Tunisie : Le SNJT appelle à cesser les agressions sur les journalistes

Le président du Syndicat national des journalistes tunisiens (SNJT), Yassine Jelassi, a déclaré que ” l’impunité en ce qui concerne les agressions sur les journalistes ouvre la voie à la violence et à l’anarchie en général “.

Dans une déclaration, lundi, à l’agence TAP, à l’occasion de la remise du rapport annuel sur l’état de la liberté de la presse en Tunisie (1er mai 2020-30 avril 2021), Jelassi a appelé toutes les institutions de l’Etat, dont en premier lieu les trois présidences, à mettre fin aux agressions commises sur les journalistes et à poursuivre leurs auteurs en justice.
” L’image de la Tunisie est désormais en jeu après la chute de son classement dans le domaine de la liberté de la presse à la 73e position “, a-t-il regretté.

Jelassi a souligné la nécessité pour les journalistes et les défenseurs des droits de l’Homme de ” continuer de militer, avec tous les moyens légitimes, pour préserver la liberté de la presse, au vu de la gravité des agissements contre les journalistes et pour faire prévaloir le droit des Tunisiens à une information libre, indépendante et impartiale “.

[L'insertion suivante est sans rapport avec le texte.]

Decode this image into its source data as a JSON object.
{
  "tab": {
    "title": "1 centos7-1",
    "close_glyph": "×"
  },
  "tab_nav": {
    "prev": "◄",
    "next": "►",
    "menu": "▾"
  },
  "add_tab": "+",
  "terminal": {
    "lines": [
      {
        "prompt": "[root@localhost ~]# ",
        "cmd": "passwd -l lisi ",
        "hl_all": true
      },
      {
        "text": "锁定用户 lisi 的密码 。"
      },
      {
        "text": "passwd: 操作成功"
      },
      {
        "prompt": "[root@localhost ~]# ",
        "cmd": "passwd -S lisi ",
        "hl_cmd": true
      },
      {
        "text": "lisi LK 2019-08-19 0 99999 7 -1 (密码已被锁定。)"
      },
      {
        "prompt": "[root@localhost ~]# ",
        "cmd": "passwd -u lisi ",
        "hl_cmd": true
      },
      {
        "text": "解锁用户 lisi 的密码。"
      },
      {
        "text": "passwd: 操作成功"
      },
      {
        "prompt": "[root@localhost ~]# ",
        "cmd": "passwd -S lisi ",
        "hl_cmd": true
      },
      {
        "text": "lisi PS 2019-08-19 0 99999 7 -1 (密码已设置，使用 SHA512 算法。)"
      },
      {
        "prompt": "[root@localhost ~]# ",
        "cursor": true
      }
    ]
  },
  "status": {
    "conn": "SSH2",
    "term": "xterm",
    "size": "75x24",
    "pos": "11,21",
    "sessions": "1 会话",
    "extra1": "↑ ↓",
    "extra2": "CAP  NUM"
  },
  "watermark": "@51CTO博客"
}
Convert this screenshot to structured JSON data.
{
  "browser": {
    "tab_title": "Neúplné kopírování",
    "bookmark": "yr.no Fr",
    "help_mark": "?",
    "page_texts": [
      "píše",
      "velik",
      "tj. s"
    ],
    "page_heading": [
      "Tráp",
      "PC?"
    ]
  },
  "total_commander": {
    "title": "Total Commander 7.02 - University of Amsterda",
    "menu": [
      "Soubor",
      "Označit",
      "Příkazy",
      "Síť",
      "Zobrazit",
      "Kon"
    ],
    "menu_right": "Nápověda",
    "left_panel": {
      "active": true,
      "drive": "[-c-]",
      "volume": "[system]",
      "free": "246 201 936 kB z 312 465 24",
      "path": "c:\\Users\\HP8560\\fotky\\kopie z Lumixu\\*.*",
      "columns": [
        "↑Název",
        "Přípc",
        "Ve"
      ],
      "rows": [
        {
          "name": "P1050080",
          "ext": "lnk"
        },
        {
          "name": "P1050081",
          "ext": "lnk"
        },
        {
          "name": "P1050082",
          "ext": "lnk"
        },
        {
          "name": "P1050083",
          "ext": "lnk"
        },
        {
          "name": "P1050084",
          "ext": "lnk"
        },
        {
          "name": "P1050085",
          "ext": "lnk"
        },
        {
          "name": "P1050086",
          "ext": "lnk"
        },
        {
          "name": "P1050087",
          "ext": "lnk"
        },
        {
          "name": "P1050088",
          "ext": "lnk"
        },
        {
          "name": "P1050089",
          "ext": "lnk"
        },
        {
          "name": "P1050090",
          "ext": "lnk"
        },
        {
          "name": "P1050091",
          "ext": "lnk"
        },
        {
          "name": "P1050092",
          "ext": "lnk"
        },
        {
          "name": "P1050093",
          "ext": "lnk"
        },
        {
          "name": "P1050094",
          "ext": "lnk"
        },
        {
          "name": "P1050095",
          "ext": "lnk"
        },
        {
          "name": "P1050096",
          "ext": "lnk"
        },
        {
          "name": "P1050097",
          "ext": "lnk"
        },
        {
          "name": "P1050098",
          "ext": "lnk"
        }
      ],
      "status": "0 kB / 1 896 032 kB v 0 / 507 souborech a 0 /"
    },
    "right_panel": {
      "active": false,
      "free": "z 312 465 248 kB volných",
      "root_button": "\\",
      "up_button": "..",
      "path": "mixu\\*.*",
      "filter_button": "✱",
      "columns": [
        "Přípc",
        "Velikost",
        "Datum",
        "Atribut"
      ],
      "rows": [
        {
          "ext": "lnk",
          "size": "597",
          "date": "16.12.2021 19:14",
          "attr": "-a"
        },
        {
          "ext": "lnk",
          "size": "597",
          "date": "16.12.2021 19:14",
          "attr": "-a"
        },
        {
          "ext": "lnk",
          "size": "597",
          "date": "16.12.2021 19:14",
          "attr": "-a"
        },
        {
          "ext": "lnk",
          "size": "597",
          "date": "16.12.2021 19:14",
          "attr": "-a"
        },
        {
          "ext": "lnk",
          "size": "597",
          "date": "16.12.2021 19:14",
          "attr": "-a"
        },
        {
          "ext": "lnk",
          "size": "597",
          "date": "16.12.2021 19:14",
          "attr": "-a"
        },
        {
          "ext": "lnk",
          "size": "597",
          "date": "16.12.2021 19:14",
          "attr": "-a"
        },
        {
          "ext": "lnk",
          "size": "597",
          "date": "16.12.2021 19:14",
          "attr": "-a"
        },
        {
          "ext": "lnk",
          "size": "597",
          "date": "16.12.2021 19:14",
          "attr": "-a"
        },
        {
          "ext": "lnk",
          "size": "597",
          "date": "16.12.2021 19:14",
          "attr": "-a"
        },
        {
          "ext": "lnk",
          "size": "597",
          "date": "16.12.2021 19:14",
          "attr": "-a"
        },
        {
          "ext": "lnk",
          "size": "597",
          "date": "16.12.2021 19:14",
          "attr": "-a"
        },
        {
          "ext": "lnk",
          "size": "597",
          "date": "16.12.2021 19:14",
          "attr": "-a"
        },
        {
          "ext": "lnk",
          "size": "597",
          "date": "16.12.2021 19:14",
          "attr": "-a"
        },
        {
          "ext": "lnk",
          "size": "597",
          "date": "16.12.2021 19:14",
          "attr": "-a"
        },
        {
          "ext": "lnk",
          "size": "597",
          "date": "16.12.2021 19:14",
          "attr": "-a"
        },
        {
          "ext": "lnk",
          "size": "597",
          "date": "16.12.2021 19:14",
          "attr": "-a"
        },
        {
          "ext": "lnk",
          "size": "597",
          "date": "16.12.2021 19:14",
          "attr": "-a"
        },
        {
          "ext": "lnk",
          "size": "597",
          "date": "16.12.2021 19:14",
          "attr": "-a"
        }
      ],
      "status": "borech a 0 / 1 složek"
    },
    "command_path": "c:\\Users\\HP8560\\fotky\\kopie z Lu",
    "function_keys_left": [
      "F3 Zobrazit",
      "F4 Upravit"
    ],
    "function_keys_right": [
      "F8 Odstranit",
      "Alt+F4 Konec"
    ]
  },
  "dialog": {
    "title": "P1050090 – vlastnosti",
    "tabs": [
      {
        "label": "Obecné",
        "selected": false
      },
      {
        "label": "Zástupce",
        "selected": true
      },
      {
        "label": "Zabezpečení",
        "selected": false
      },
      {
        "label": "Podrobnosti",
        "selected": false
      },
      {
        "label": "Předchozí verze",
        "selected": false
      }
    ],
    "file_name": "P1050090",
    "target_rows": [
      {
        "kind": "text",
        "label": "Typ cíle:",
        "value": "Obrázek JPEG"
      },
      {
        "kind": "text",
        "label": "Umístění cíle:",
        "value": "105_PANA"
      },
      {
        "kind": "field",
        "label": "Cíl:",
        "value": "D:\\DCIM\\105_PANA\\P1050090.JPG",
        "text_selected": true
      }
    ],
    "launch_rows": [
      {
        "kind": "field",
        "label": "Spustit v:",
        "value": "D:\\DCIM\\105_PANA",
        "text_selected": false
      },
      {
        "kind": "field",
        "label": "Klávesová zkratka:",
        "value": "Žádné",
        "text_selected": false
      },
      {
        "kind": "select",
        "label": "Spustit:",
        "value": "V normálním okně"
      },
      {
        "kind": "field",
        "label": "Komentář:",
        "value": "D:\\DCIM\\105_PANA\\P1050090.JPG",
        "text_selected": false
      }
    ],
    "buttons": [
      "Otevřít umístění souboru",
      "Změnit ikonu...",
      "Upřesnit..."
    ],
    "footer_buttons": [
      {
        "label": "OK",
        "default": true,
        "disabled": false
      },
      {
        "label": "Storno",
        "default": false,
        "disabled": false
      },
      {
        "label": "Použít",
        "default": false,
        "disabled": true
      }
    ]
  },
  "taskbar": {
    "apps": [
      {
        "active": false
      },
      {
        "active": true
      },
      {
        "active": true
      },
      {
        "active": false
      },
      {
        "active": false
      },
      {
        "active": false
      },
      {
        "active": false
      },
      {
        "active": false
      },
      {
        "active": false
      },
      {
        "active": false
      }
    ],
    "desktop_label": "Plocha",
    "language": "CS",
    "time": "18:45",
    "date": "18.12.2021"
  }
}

Le SNJT a formulé une série de recommandations dont pour l’essentiel : réclamer à la présidence du gouvernement la condamnation publique des agressions ciblant les journalistes en Tunisie, la lutte contre l’impunité et la publication des résultats des enquêtes administratives avec les fonctionnaires de l’Etat sur ces abus.

Le syndicat a, également, appelé la présidence de la République à garantir les droits et les libertés prévues par la Constitution, notamment la liberté d’opinion, d’expression et de la presse et à revoir sa politique de communication, en s’ouvrant aux journalistes pour leur permettre d’obtenir l’information.

Il a aussi réclamé de divulguer toute la vérité au sujet de la disparition des journalistes Sofien Chourabi et Nedhir Ktari en Libye.

De son côté, Mouaouia Chourabi (père de Sofien Chourabi) a réclamé aux autorités tunisiennes de faire part de toutes les données confirmées en leur possession, mettant en garde certaines parties politiques et certains médias contre toute tentative de manipulation dans ce dossier.

Le SNJT a, en outre, appelé l’Assemblée des représentants du peuple (ARP) à ” mettre fin aux agressions à répétition commises par certains députés sur les journalistes et à cesser les discours de violence à leur encontre “.

Le syndicat recommande de prendre des mesures législatives plus ciblées en matière de protection des journalistes.

Le ministère de l’Intérieur est aussi appelé à diffuser les enquêtes administratives sur les agressions commises par ses fonctionnaires à l’encontre des journalistes et émettre une circulaire ministérielle interdisant de nuire aux journalistes pendant l’accomplissement de leur travail.

Sur un autre plan, le SNJT préconise au Conseil supérieur de la magistrature (CSM) de joindre les affaires des journalistes dans un dossier spécifique et de ne plus les traduire en justice en dehors du décret-loi n°2011-115 du 2 novembre 2011 relatif à la liberté de la presse, de l’imprimerie et de l’édition.

Le syndicat a, par ailleurs, classé le ministère de l’Intérieur, la présidence du gouvernement et le bloc parlementaire de Coalition Al-Karama parmi les parties ayant le plus souvent agressé les journalistes et enfreint le principe de la liberté de la presse entre le 1er mai 2020 et le 30 avril 2021.

Le rapport annuel sur la liberté de la presse en Tunisie présenté, ce lundi, à l’occasion de la célébration de la Journée mondiale de la liberté de la presse (3 mai) révèle la commission de 206 agressions pendant la période couverte par le rapport. Le bilan le plus élevé de ces trois dernières années.